18:31 Malicious “YouTube Queue” chrome extension
21:25 Have I Been Pwned for sale
28:46 Firefox 0-day
30:00 Ransomware hits Philly
34:00 House lawmakers demand end to warrantless surveillance
37:20 Evite data breach
39:32 Telegram servers DDoSed
43:19 Evernote XSS flaw
46:22 Linux and FreeBSD vulns
This week in the news we cover:
- WordPress VIP Go experienced a 3-hour outage reverting a number of high profile websites to default themes.
- WordPress version 5.2.2 was released, squashing 13 bugs and improving WordPress site health features.
- A disgruntled security researcher publishes 0day proof of concepts affecting two Facebook plugins, one with 200,000 installations.
- Google launches a Chrome extension for flagging bad URLs to the safe browsing team.

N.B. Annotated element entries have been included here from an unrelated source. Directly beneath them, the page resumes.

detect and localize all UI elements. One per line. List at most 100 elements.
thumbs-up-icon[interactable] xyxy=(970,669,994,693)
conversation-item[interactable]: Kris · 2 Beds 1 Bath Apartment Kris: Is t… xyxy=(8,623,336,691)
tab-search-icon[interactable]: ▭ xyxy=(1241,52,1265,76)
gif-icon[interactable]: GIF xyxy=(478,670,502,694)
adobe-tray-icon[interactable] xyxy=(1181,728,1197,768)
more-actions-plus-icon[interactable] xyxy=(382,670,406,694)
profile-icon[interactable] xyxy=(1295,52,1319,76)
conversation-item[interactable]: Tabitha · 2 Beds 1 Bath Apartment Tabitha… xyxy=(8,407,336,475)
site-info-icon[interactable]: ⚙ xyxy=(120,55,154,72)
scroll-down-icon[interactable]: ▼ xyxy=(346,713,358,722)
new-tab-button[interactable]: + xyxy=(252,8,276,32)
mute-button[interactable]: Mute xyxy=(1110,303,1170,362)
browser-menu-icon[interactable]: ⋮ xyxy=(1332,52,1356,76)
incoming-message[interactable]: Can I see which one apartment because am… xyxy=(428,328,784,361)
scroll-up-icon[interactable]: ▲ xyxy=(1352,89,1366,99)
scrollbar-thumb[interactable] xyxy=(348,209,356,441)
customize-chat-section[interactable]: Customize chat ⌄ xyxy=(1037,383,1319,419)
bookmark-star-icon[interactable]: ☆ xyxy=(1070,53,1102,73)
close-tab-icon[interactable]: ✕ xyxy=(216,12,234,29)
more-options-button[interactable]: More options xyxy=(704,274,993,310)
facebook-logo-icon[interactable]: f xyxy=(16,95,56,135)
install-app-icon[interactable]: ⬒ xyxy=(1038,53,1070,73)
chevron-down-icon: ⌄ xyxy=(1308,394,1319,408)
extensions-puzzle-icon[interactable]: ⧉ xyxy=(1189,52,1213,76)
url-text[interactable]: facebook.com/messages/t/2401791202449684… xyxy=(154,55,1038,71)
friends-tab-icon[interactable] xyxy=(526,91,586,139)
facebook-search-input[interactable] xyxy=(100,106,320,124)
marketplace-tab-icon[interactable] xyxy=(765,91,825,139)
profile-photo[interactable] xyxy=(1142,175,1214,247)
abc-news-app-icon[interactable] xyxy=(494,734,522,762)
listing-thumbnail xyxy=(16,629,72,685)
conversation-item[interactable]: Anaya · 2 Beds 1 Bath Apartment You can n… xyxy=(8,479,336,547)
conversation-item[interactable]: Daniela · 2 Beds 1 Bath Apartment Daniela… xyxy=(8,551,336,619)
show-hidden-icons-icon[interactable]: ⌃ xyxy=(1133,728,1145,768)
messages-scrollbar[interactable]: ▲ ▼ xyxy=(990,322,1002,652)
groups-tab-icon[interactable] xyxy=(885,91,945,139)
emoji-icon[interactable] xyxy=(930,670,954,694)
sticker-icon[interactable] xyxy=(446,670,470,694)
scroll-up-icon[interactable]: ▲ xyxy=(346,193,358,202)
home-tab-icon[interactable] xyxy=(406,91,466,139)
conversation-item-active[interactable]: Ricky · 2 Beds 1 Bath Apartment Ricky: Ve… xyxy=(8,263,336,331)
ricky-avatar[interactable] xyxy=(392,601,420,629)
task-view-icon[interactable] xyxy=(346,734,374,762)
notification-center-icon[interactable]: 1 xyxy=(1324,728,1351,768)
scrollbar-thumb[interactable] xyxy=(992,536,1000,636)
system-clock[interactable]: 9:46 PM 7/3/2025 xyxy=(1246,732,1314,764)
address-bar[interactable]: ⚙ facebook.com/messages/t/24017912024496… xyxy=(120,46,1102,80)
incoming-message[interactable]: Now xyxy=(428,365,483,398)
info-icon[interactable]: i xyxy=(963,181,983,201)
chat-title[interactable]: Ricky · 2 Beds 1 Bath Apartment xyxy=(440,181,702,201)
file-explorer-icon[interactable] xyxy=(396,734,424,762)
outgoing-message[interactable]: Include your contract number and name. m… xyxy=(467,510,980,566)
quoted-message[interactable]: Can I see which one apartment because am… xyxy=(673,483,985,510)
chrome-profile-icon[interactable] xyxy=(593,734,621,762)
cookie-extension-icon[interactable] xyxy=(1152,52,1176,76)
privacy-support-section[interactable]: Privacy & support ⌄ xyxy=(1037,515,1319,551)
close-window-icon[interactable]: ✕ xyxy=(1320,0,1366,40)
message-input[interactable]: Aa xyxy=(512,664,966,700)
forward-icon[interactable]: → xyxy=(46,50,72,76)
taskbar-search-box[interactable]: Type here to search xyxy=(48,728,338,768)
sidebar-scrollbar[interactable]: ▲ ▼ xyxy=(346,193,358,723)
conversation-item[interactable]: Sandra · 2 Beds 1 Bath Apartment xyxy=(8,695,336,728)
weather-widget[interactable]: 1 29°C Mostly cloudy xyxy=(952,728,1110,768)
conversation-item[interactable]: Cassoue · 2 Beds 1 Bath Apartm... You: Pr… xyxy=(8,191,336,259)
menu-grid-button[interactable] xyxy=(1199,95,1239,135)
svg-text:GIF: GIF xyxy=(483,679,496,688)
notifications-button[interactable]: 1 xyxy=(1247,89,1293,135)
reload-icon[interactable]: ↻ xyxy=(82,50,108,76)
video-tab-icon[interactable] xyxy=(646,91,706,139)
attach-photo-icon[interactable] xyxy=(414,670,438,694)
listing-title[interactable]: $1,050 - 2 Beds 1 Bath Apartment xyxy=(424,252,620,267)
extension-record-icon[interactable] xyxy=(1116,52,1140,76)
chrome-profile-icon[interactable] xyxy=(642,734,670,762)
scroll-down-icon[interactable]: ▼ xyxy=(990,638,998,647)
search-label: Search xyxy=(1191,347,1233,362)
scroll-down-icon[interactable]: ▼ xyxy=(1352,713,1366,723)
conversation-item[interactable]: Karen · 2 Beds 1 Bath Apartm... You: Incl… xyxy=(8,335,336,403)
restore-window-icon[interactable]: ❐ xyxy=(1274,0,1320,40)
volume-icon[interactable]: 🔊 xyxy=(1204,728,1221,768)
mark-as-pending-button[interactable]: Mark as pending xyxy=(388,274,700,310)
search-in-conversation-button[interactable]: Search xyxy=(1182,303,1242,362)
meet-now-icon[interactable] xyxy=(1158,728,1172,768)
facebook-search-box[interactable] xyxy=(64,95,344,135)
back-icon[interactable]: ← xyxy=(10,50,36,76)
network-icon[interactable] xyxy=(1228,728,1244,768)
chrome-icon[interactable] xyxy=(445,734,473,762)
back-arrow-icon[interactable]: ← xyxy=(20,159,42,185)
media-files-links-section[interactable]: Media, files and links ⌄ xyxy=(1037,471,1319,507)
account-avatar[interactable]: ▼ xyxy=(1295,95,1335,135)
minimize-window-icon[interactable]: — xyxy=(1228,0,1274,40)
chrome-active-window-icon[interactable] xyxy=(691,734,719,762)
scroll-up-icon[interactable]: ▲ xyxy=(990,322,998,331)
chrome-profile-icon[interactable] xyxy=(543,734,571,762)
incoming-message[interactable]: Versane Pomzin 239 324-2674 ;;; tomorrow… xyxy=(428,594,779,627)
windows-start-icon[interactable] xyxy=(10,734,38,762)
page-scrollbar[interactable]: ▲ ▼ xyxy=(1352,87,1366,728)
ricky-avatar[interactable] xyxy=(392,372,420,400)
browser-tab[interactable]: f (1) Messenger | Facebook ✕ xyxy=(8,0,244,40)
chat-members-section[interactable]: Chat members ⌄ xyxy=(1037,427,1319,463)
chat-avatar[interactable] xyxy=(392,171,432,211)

- A Chrome extension was found hijacking users’ search engine results.
- Troy Hunt announces that he’s looking for someone to purchase Have I Been Pwned.
- A Firefox 0Day exploited in the wild.
- The Philadelphia court system found malware on a limited number of computers, but enough to force a shutdown to prevent further problems.
- A Florida city pays $600,000 ransomware to hackers who seized their computer system.
- House lawmakers propose amendment to defund NSA data collection program.
- Evite’s recent security breach attributed likely an old backup left unprotected.
- Telegram’s CEO says China is behind a recent DDOS attack.
- A cross-site scripting (XSS) vulnerability in Evernote Web Clipper was responsibly disclosed, and added to Evernote’s security hall of fame.
- Netflix found multiple Linux and FreeBSD vulnerabilities.